Saving the last residential rehab for families in England

26th November 2024

Back from the brink

We were recently forced to announce that despite significant investment in drug treatment in recent years none of this funding had reached residential treatment services. Combined with short-term and sporadic funding processes this left the National Specialist Family Service based in Sheffield, the last residential family treatment service in England, on the brink of imminent closure. 

We are delighted, to say the least, to announce that the future of the service has now been secured. Closure plans have been cancelled and we are looking forward to a future we had thought was disappearing from sight. 

The support of frontline drug treatment staff across the country has been invaluable, and with the convening support of OHID and the efforts of substance use commissioners across England, CGL and amazing specialist support organisations Women’s Reform and Mother2Mother, we are back from the brink!

The key challenge we faced was the spot purchasing of placements (pay-by-night per resident funding). Spot purchasing means that each family had to argue their case for an individual funding package across budgets that span adult and children, rehab and social services. It is too complicated for families in need of urgent support and already overburdened social workers and drug treatment staff. Due to such an amazing response from so many we have been able to move the service to a block funding model that will improve access for families and enable us to plan for the future. 

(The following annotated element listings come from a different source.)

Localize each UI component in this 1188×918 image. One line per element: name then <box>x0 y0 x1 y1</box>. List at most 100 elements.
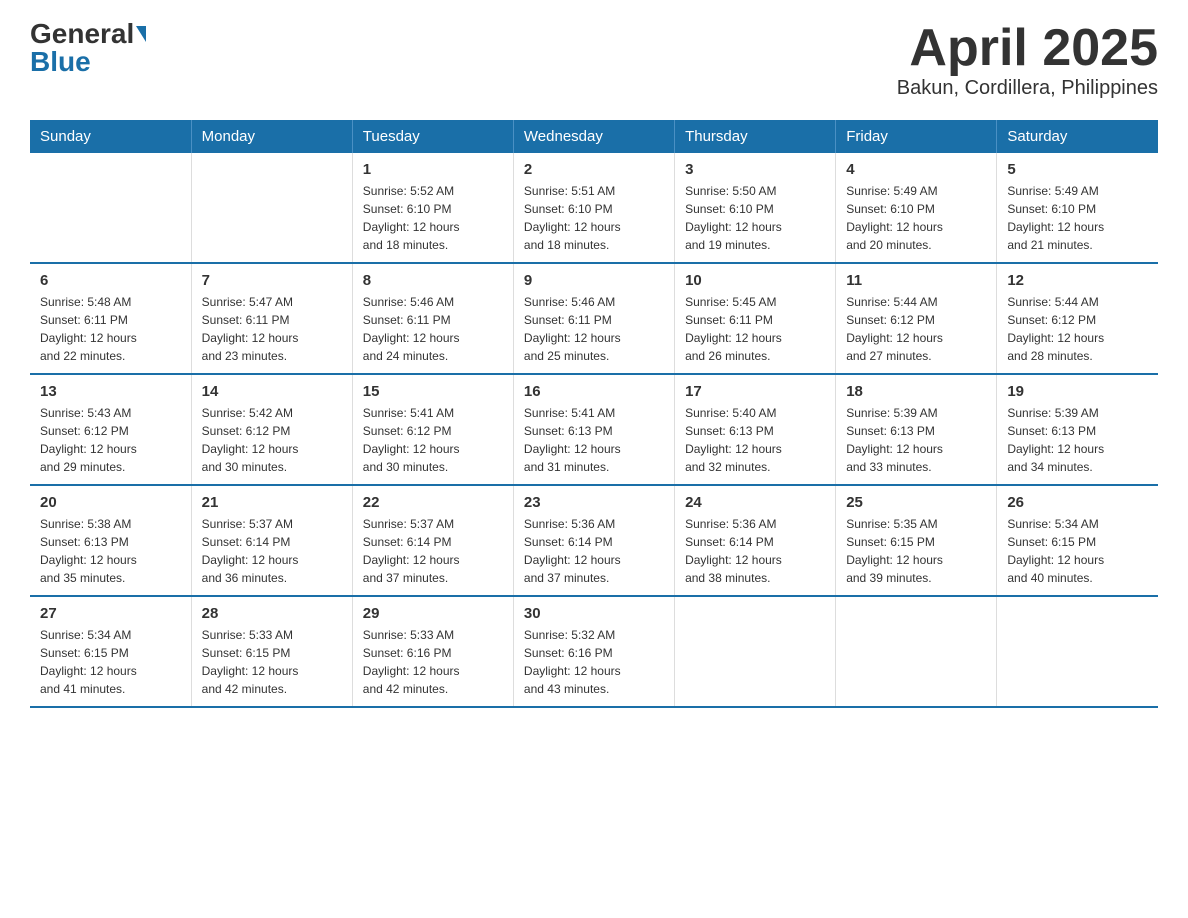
day-info: Sunrise: 5:36 AMSunset: 6:14 PMDaylight:… <box>524 515 664 587</box>
day-info: Sunrise: 5:48 AMSunset: 6:11 PMDaylight:… <box>40 293 181 365</box>
day-info: Sunrise: 5:38 AMSunset: 6:13 PMDaylight:… <box>40 515 181 587</box>
calendar-cell: 11 Sunrise: 5:44 AMSunset: 6:12 PMDayligh… <box>836 263 997 374</box>
day-header-tuesday: Tuesday <box>352 120 513 153</box>
calendar-cell: 20Sunrise: 5:38 AMSunset: 6:13 PMDayligh… <box>30 485 191 596</box>
week-row-1: 1 Sunrise: 5:52 AMSunset: 6:10 PMDaylight… <box>30 153 1158 263</box>
title-block: April 2025 Bakun, Cordillera, Philippine… <box>897 20 1158 100</box>
day-info: Sunrise: 5:33 AMSunset: 6:16 PMDaylight:… <box>363 626 503 698</box>
day-info: Sunrise: 5:40 AMSunset: 6:13 PMDaylight:… <box>685 404 825 476</box>
day-number: 17 <box>685 383 825 400</box>
day-info: Sunrise: 5:32 AMSunset: 6:16 PMDaylight:… <box>524 626 664 698</box>
day-number: 22 <box>363 494 503 511</box>
day-number: 16 <box>524 383 664 400</box>
day-number: 15 <box>363 383 503 400</box>
day-number: 30 <box>524 605 664 622</box>
day-info: Sunrise: 5:43 AMSunset: 6:12 PMDaylight:… <box>40 404 181 476</box>
day-header-wednesday: Wednesday <box>513 120 674 153</box>
calendar-cell: 21Sunrise: 5:37 AMSunset: 6:14 PMDayligh… <box>191 485 352 596</box>
day-info: Sunrise: 5:35 AMSunset: 6:15 PMDaylight:… <box>846 515 986 587</box>
day-info: Sunrise: 5:39 AMSunset: 6:13 PMDaylight:… <box>846 404 986 476</box>
day-info: Sunrise: 5:37 AMSunset: 6:14 PMDaylight:… <box>363 515 503 587</box>
calendar-cell: 24Sunrise: 5:36 AMSunset: 6:14 PMDayligh… <box>675 485 836 596</box>
calendar-cell: 4 Sunrise: 5:49 AMSunset: 6:10 PMDaylight… <box>836 153 997 263</box>
day-info: Sunrise: 5:49 AMSunset: 6:10 PMDaylight:… <box>846 182 986 254</box>
week-row-3: 13 Sunrise: 5:43 AMSunset: 6:12 PMDayligh… <box>30 374 1158 485</box>
calendar-cell: 9Sunrise: 5:46 AMSunset: 6:11 PMDaylight… <box>513 263 674 374</box>
week-row-5: 27 Sunrise: 5:34 AMSunset: 6:15 PMDayligh… <box>30 596 1158 707</box>
day-number: 6 <box>40 272 181 289</box>
calendar-cell <box>997 596 1158 707</box>
calendar-cell: 29 Sunrise: 5:33 AMSunset: 6:16 PMDayligh… <box>352 596 513 707</box>
day-info: Sunrise: 5:34 AMSunset: 6:15 PMDaylight:… <box>40 626 181 698</box>
day-info: Sunrise: 5:49 AMSunset: 6:10 PMDaylight:… <box>1007 182 1148 254</box>
week-row-4: 20Sunrise: 5:38 AMSunset: 6:13 PMDayligh… <box>30 485 1158 596</box>
day-info: Sunrise: 5:50 AMSunset: 6:10 PMDaylight:… <box>685 182 825 254</box>
day-number: 25 <box>846 494 986 511</box>
day-header-sunday: Sunday <box>30 120 191 153</box>
day-number: 3 <box>685 161 825 178</box>
calendar-cell: 8Sunrise: 5:46 AMSunset: 6:11 PMDaylight… <box>352 263 513 374</box>
day-info: Sunrise: 5:46 AMSunset: 6:11 PMDaylight:… <box>363 293 503 365</box>
calendar-cell: 17 Sunrise: 5:40 AMSunset: 6:13 PMDayligh… <box>675 374 836 485</box>
day-info: Sunrise: 5:52 AMSunset: 6:10 PMDaylight:… <box>363 182 503 254</box>
header-row: SundayMondayTuesdayWednesdayThursdayFrid… <box>30 120 1158 153</box>
calendar-cell: 14 Sunrise: 5:42 AMSunset: 6:12 PMDayligh… <box>191 374 352 485</box>
calendar-cell <box>836 596 997 707</box>
calendar-cell: 16 Sunrise: 5:41 AMSunset: 6:13 PMDayligh… <box>513 374 674 485</box>
calendar-cell: 27 Sunrise: 5:34 AMSunset: 6:15 PMDayligh… <box>30 596 191 707</box>
calendar-cell: 28 Sunrise: 5:33 AMSunset: 6:15 PMDayligh… <box>191 596 352 707</box>
page-header: General Blue April 2025 Bakun, Cordiller… <box>30 20 1158 100</box>
day-info: Sunrise: 5:47 AMSunset: 6:11 PMDaylight:… <box>202 293 342 365</box>
day-info: Sunrise: 5:44 AMSunset: 6:12 PMDaylight:… <box>846 293 986 365</box>
logo-general-text: General <box>30 20 134 48</box>
calendar-cell <box>191 153 352 263</box>
calendar-cell: 26 Sunrise: 5:34 AMSunset: 6:15 PMDayligh… <box>997 485 1158 596</box>
calendar-cell <box>30 153 191 263</box>
day-number: 7 <box>202 272 342 289</box>
day-number: 29 <box>363 605 503 622</box>
calendar-cell: 7 Sunrise: 5:47 AMSunset: 6:11 PMDaylight… <box>191 263 352 374</box>
day-info: Sunrise: 5:34 AMSunset: 6:15 PMDaylight:… <box>1007 515 1148 587</box>
day-info: Sunrise: 5:39 AMSunset: 6:13 PMDaylight:… <box>1007 404 1148 476</box>
day-number: 12 <box>1007 272 1148 289</box>
day-number: 1 <box>363 161 503 178</box>
day-header-friday: Friday <box>836 120 997 153</box>
day-info: Sunrise: 5:33 AMSunset: 6:15 PMDaylight:… <box>202 626 342 698</box>
day-number: 13 <box>40 383 181 400</box>
week-row-2: 6 Sunrise: 5:48 AMSunset: 6:11 PMDaylight… <box>30 263 1158 374</box>
calendar-cell: 22 Sunrise: 5:37 AMSunset: 6:14 PMDayligh… <box>352 485 513 596</box>
day-number: 14 <box>202 383 342 400</box>
day-number: 11 <box>846 272 986 289</box>
day-info: Sunrise: 5:41 AMSunset: 6:13 PMDaylight:… <box>524 404 664 476</box>
day-number: 10 <box>685 272 825 289</box>
day-number: 4 <box>846 161 986 178</box>
day-number: 27 <box>40 605 181 622</box>
calendar-cell: 5 Sunrise: 5:49 AMSunset: 6:10 PMDaylight… <box>997 153 1158 263</box>
day-number: 24 <box>685 494 825 511</box>
day-number: 23 <box>524 494 664 511</box>
day-header-thursday: Thursday <box>675 120 836 153</box>
day-number: 5 <box>1007 161 1148 178</box>
day-info: Sunrise: 5:51 AMSunset: 6:10 PMDaylight:… <box>524 182 664 254</box>
calendar-title: April 2025 <box>897 20 1158 77</box>
calendar-subtitle: Bakun, Cordillera, Philippines <box>897 77 1158 100</box>
calendar-table: SundayMondayTuesdayWednesdayThursdayFrid… <box>30 120 1158 708</box>
day-number: 19 <box>1007 383 1148 400</box>
calendar-cell: 3 Sunrise: 5:50 AMSunset: 6:10 PMDaylight… <box>675 153 836 263</box>
day-number: 2 <box>524 161 664 178</box>
day-number: 26 <box>1007 494 1148 511</box>
day-info: Sunrise: 5:42 AMSunset: 6:12 PMDaylight:… <box>202 404 342 476</box>
day-number: 18 <box>846 383 986 400</box>
day-info: Sunrise: 5:46 AMSunset: 6:11 PMDaylight:… <box>524 293 664 365</box>
day-info: Sunrise: 5:41 AMSunset: 6:12 PMDaylight:… <box>363 404 503 476</box>
day-info: Sunrise: 5:44 AMSunset: 6:12 PMDaylight:… <box>1007 293 1148 365</box>
day-number: 21 <box>202 494 342 511</box>
day-number: 28 <box>202 605 342 622</box>
day-header-saturday: Saturday <box>997 120 1158 153</box>
calendar-cell: 6 Sunrise: 5:48 AMSunset: 6:11 PMDaylight… <box>30 263 191 374</box>
calendar-cell <box>675 596 836 707</box>
calendar-cell: 30 Sunrise: 5:32 AMSunset: 6:16 PMDayligh… <box>513 596 674 707</box>
calendar-cell: 10Sunrise: 5:45 AMSunset: 6:11 PMDayligh… <box>675 263 836 374</box>
calendar-cell: 19 Sunrise: 5:39 AMSunset: 6:13 PMDayligh… <box>997 374 1158 485</box>
calendar-cell: 25 Sunrise: 5:35 AMSunset: 6:15 PMDayligh… <box>836 485 997 596</box>
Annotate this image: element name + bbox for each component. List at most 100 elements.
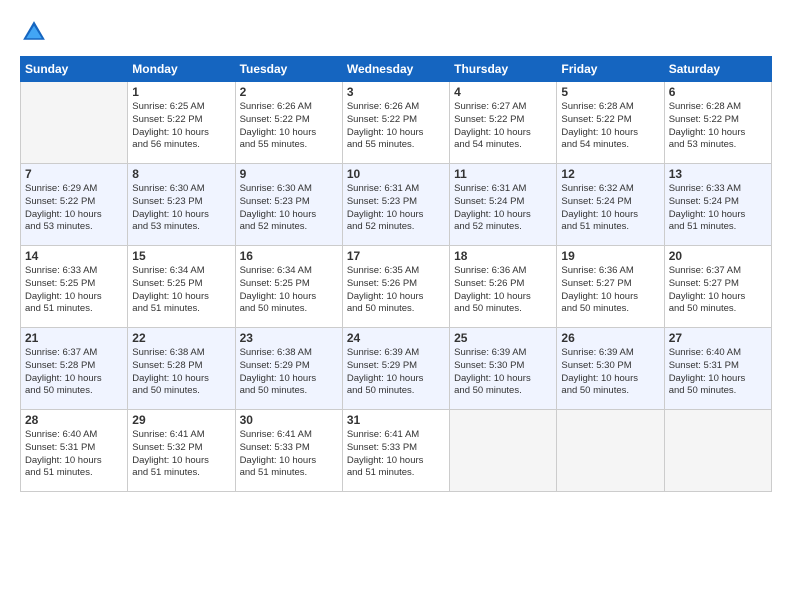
day-number: 19 (561, 249, 659, 263)
day-cell: 20 Sunrise: 6:37 AM Sunset: 5:27 PM Dayli… (664, 246, 771, 328)
day-number: 31 (347, 413, 445, 427)
day-number: 17 (347, 249, 445, 263)
day-cell: 2 Sunrise: 6:26 AM Sunset: 5:22 PM Daylig… (235, 82, 342, 164)
calendar-table: SundayMondayTuesdayWednesdayThursdayFrid… (20, 56, 772, 492)
day-cell: 21 Sunrise: 6:37 AM Sunset: 5:28 PM Dayli… (21, 328, 128, 410)
day-number: 29 (132, 413, 230, 427)
page: SundayMondayTuesdayWednesdayThursdayFrid… (0, 0, 792, 612)
day-info: Sunrise: 6:32 AM Sunset: 5:24 PM Dayligh… (561, 183, 659, 234)
day-cell: 24 Sunrise: 6:39 AM Sunset: 5:29 PM Dayli… (342, 328, 449, 410)
day-number: 23 (240, 331, 338, 345)
day-cell: 12 Sunrise: 6:32 AM Sunset: 5:24 PM Dayli… (557, 164, 664, 246)
day-cell: 23 Sunrise: 6:38 AM Sunset: 5:29 PM Dayli… (235, 328, 342, 410)
header-cell-sunday: Sunday (21, 57, 128, 82)
day-cell (21, 82, 128, 164)
day-cell (557, 410, 664, 492)
day-info: Sunrise: 6:37 AM Sunset: 5:27 PM Dayligh… (669, 265, 767, 316)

The National Specialist Family Service provides a unique opportunity to offer parents the core benefit of treatment alongside specialist parenting and childcare support. Research suggests that substance use treatment alone is not a protective factor for families striving to stay together. There is a growing body of research to demonstrate the effectiveness of whole-family interventions for families where parents experience substance use problems. 

There is so much more work to be done and with the future of the service secured, we will now move back to supporting families to stay together, evidencing what works, fighting stigma and pushing for appropriate support for parents and pregnant women.